It’s Alive! A Brief History of “Frankenstein”
Mary Shelley’s gothic horror novel Frankenstein; or, The Modern Prometheus was published in 1818, and is widely considered to be the first science fiction novel. Written in the form of letters, Frankenstein depicts the story of Victor Frankenstein, a brilliant scientist who creates an unnamed monster out of dismembered body parts. Horrified by his creation, Frankenstein agonizes over what he has done as the monster escapes and runs amok. While many adaptations depict Frankenstein’s monster as malevolent, Shelley’s novel portrays him as an intelligent and articulate creature who is driven to extremes by his creator’s cruel rejection.
Shelley’s novel has spawned numerous adaptations in comics, books, theater, film, and TV, many of which are beloved in their own right. For a look back at this seminal novel, here’s a brief history of Frankenstein.
Shelley’s Tumultuous Childhood
Like the story of Frankenstein, Mary Shelley’s childhood was marred by death, grief, and scandal. She was born in 1797 in London to notable parents: Her mother was Mary Wollstonecraft, a trailblazing writer and feminist activist, and her father was William Godwin, a radical philosopher and journalist. Shelley’s mother died soon after her birth, and Shelley clashed with her stepmother, Mary Jane Clairmont, as an early teen.
While Shelley did not have a formal education, she grew up in an intellectually stimulating environment; her parents’ social circle included famous writers and intellectuals such as Thomas Paine, William Blake, and William Wordsworth. Shelley also took joy in exploring her father’s extensive library, often reading and writing poems and stories in solitude.

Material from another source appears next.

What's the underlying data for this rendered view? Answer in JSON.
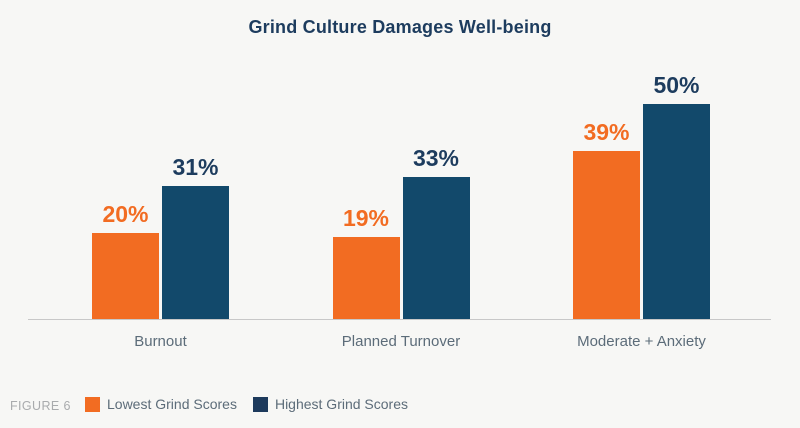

In 1814, a 16-year-old Shelley eloped to France with the English poet Percy Shelley — a married man at the time — and was subsequently disowned by her family. Percy and Mary encouraged each other’s writing and had several children, only one of whom survived to adulthood. It was on a fateful trip with Percy and some friends that Shelley came up with the idea for Frankenstein.
The Birth of Frankenstein
Shelley started writing Frankenstein in 1816 — a year during which Europe was beset by a mysterious darkness, terrible rainstorms, and crop failures, dubbed the “year without a summer.” (It was only in the 1960s that scientists linked this sudden shift in global climate to a catastrophic volcanic explosion in Indonesia in 1815.) It was in these dark conditions that Shelley took a vacation to Lake Geneva, Switzerland, accompanied by Percy and their son Percy Florence, as well as the poet Lord Byron, Mary’s stepsister Claire Clairmont, and Byron’s physician, John William Polidori. Holed up inside for days due to the horrible weather, the group entertained themselves with ghost stories and discussions of macabre topics such as galvanism, the idea that electricity could stimulate life. Though by her own account, Shelley did not participate except as a silent listener, the concepts discussed took root in her mind and played a part in inspiring her novel.
One night, Byron challenged everyone to write a ghost story that was better than those they had been reading. Soon after, Shelley had a vivid vision during a sleepless night: “I saw the pale student of the unhallowed arts kneeling beside the thing he had put together. I saw the hideous phantasm of a man stretched out, and then, on the working of some powerful engine show signs of life and stir with an uneasy, half-vital motion,” she recounted. Thus, Frankenstein was born.